Era noche de navidad y la mesa estaba reluciente: mi
madre se encargaba de desempolvar los posa platos de acero inoxidable que sólo
se usaban en ocasiones especiales. Por más que fuéramos los quince comensales
de siempre, delante de cada asiento, ella colocaba un papel impreso a
computadora con nuestros nombres para que cada uno respetara su lugar. Los
centros de mesa solían ser estrellas federales plásticas o esferas de vidrio
colmadas de hielos y cerezas frescas.
Como dije antes, no éramos una familia muy numerosa, pero
siempre que no lloviera, en el parque de nuestra casa, mis padres armaban dos
mesas largas. A falta de la segunda, mi papá improvisaba una: sacaba la puerta
de madera de uno de los cuartos para que, como un verdadero milagro navideño y
gracias a dos caballetes, se convirtiera en mesa.
Esa noche en especial, la de mi recuerdo, estábamos en el
medio del parque, comiendo ensalada rusa, panqueques fríos en forma de torre,
Vitel Toné y la clásica pavita con pasas que preparaba mi tía. Los chicos tomábamos
Coca Cola, los grandes, vino.
Seguramente yo estaría feliz, viviendo esa felicidad plena e inocente que
traían esas fechas.
Tenía 13 años y ya no era una amante de los fuegos
artificiales, como nunca lo había sido: a mis 6 años ,un primo lejano, que sólo
veía para año nuevo, haciendo formas en el aire con una estrellita que parecía
su varita mágica, me quemó una axila. Aún recuerdo el dolor, más bien el ardor.
Todos gritaron y una señora que estaba en la fiesta, pero que no era mi abuela
aunque tenía la edad de serlo, sacó un spray de su cartera, me lo echó en la
herida y como si se tratara de un truco de magia, me curó al instante. Lo juro.
Aquella noche (la de la felicidad pura, la de la puerta
como mesa) ya habíamos terminado de cenar. Estábamos en ese momento inacabable
que se da entre el fin de la cena y las doce: esa hora en que el cielo se llena
de luces de colores, un hombre con una barba blanca extraña reparte regalos y
las tías lloran.
Para aminorar la espera, mi padre, que tampoco era un
amante de la pirotecnia, pero que una torta de mil tiros o dos cañitas
voladoras siempre compraba, no hizo la excepción y empezó a armar el
dispositivo en el fondo de casa, delante de la mesa.
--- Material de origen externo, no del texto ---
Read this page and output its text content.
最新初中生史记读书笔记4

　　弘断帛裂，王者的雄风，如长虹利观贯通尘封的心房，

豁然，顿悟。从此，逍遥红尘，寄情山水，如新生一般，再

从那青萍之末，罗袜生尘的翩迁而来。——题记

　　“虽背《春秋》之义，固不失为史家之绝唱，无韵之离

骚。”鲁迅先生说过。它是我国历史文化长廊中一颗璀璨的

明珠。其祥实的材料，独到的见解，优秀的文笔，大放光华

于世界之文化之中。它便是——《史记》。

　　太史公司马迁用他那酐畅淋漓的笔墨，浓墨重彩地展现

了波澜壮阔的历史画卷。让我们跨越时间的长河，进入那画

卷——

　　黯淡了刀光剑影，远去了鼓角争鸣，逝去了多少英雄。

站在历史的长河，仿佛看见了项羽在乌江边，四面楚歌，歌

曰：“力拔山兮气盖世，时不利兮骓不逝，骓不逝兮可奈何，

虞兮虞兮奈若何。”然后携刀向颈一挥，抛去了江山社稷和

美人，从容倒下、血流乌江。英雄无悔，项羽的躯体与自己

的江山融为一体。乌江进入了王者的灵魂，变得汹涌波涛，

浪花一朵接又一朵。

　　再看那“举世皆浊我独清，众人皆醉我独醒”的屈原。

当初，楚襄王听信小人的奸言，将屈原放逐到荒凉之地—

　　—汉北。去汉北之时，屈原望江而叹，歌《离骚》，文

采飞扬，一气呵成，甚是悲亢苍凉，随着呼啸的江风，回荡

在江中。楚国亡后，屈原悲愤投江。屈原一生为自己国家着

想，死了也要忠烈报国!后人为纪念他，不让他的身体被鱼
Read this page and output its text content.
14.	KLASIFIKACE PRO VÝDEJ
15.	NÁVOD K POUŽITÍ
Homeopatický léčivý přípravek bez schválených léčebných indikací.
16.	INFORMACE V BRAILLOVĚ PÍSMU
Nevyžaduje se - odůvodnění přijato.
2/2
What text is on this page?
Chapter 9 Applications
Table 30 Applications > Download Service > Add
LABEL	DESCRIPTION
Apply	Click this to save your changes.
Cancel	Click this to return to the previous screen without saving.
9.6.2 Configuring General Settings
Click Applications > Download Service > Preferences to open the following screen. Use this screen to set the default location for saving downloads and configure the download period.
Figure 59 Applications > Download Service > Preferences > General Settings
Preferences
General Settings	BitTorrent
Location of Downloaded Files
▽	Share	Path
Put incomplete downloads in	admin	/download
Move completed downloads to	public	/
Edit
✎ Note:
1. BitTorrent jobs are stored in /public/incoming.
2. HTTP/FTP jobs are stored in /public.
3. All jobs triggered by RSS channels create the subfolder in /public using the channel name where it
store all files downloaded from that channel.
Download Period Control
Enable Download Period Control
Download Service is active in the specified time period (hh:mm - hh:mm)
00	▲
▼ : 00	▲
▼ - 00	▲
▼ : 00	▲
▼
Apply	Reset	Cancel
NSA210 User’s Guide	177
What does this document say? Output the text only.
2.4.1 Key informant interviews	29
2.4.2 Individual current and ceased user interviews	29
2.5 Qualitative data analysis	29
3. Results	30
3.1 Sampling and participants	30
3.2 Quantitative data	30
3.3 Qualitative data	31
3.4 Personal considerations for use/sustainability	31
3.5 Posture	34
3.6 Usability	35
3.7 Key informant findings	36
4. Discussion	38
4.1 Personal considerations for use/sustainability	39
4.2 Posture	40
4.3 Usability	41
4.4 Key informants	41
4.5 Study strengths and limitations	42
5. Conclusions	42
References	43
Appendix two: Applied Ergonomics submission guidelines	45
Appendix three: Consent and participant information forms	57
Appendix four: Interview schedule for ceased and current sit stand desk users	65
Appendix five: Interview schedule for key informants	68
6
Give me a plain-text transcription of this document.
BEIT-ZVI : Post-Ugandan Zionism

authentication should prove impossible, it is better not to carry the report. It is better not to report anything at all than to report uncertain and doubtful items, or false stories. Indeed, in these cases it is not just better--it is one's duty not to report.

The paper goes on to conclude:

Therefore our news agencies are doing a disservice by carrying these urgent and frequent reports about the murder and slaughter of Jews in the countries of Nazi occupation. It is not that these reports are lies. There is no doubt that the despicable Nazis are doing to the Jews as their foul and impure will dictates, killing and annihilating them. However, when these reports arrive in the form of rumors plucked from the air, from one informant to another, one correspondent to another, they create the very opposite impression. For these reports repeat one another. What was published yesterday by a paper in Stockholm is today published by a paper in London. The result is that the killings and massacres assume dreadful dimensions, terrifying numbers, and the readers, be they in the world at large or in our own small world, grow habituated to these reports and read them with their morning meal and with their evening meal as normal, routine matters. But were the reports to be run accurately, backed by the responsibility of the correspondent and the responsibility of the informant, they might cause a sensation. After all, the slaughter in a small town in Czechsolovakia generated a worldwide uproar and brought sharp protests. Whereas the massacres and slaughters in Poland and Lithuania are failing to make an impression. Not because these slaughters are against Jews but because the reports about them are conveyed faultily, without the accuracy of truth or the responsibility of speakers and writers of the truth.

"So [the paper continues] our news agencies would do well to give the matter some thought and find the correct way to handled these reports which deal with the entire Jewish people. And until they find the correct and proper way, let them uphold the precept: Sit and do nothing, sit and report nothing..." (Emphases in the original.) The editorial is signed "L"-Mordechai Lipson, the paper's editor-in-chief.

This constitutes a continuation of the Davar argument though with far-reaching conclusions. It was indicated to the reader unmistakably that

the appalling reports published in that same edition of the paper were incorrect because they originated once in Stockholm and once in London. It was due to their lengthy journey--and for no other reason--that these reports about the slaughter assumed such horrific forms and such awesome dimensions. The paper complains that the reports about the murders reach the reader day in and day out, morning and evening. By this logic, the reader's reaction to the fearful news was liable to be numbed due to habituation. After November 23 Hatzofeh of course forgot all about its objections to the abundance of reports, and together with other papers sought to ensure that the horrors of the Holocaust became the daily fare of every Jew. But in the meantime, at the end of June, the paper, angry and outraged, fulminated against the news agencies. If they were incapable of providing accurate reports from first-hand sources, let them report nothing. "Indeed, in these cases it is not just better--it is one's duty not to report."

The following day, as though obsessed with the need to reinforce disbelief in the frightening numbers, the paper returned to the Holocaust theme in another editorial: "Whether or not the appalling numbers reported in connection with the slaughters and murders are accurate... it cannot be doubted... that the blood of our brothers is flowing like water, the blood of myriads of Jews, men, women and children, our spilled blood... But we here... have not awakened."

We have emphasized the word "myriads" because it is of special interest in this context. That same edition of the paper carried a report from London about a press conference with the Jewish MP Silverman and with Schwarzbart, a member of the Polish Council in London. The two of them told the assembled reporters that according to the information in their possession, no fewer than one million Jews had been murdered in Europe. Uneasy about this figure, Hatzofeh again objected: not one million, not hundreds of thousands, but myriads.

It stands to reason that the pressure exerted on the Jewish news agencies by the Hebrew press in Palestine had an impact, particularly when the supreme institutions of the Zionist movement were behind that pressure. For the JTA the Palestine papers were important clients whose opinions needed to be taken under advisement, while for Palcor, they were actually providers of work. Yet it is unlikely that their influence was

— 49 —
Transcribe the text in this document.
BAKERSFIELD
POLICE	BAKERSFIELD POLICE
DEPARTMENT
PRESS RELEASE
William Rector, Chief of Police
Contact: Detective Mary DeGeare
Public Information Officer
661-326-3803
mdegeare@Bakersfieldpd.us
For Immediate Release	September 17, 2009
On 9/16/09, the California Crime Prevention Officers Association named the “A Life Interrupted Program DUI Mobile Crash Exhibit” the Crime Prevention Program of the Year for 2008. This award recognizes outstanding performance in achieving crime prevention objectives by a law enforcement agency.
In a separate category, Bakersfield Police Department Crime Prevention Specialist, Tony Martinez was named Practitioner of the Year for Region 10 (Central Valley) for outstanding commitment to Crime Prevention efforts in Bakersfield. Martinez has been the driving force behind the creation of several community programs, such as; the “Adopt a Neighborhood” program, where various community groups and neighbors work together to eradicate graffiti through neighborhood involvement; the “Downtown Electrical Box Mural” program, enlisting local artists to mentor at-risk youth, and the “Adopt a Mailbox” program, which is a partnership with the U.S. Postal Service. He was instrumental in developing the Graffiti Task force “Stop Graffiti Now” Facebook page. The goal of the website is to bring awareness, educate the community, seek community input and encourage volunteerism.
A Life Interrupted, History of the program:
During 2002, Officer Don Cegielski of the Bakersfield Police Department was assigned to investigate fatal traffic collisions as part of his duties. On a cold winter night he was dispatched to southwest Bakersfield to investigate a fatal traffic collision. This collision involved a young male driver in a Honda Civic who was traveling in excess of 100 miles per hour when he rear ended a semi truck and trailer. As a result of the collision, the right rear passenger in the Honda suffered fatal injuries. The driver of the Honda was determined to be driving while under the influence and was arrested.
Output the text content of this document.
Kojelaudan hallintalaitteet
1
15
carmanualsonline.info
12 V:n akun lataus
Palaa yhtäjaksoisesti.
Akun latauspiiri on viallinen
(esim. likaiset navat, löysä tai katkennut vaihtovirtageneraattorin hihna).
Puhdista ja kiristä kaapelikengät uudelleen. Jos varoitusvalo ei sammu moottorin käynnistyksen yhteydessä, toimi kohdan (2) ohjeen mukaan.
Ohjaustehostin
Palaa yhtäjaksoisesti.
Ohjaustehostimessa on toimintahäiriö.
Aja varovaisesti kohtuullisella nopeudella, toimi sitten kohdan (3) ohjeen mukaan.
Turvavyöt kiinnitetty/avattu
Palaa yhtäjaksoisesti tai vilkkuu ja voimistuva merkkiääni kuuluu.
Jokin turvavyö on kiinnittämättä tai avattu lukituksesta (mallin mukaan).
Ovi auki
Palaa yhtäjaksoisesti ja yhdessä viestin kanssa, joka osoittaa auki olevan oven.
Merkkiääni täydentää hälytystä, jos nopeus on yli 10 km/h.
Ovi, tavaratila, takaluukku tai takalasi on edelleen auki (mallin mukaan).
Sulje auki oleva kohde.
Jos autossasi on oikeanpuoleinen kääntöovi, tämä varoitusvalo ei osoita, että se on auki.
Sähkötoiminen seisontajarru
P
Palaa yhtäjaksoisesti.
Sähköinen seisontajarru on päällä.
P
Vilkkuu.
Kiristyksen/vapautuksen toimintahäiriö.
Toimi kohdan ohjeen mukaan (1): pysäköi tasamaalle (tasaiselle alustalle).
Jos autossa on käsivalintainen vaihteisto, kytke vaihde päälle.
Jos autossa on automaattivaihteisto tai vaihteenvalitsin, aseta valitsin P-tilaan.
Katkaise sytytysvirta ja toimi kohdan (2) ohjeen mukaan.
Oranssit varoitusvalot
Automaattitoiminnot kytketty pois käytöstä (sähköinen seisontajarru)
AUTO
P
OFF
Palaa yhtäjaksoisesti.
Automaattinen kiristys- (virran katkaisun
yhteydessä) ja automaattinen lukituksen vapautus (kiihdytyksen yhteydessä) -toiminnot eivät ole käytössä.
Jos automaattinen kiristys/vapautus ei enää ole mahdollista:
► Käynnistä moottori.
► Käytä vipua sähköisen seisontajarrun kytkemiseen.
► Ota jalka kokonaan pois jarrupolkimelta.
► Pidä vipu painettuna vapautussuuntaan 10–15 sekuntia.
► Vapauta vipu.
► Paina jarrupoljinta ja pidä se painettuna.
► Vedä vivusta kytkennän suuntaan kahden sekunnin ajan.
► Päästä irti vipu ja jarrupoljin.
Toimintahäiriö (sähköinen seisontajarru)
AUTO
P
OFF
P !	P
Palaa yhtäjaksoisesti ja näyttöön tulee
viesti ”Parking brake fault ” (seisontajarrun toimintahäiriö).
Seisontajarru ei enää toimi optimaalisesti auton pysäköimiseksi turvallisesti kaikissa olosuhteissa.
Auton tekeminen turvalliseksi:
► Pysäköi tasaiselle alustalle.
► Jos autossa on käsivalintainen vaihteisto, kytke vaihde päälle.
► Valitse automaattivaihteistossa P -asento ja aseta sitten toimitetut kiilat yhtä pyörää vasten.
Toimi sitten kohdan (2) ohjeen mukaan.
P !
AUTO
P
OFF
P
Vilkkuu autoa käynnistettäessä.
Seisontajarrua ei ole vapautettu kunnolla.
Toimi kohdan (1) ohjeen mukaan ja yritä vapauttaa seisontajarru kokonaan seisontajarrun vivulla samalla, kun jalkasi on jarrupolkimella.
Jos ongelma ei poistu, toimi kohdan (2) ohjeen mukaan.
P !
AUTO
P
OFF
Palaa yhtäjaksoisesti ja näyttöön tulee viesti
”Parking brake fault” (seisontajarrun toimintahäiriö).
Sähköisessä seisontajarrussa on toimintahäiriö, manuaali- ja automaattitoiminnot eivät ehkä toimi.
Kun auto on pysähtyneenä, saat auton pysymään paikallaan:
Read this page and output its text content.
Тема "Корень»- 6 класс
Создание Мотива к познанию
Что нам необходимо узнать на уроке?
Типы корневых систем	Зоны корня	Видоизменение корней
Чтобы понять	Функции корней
Todos (mi hermano, mis primos, mis abuelos, mis tíos, mi
mamá, mi papá, la perra) mirábamos para arriba el ritual luminoso previo a las doce. Los
destellos de colores escupían el cielo, hasta que todo se volvió negro. El show
había terminado demasiado rápido o mejor dicho recién había comenzado. Los
tiros ya no se dirigían hacia el cielo, sino que se habían revelado y venían directamente
hacia nosotros. Nunca había formado parte de una situación bélica hasta ese
momento: los tiros explotaban justo detrás de nuestros pies. Con mis primos empezamos
a correr lo más rápido que pudimos hacia la casa, esquivando el castaño del
parque y la mesa.
Todos corrimos desesperados tratando de salvar nuestras
vidas. Todos, salvo uno de mis abuelos, Víctor. El, sentado frente al tablón,
jamás se levantó y eso que uno de los tiros le había pegado en su panza redonda.
Su firmeza y redondez estomacal hicieron que ese tiro rebotara y fuera a parar
a la puerta hecha mesa.
Afortunadamente el incidente sólo dejó dos secuelas: una,
un agujero (del tamaño de un plato hondo) en la puerta-mesa y otra, una
historia que cada cena de Navidad siempre alguien recuerda.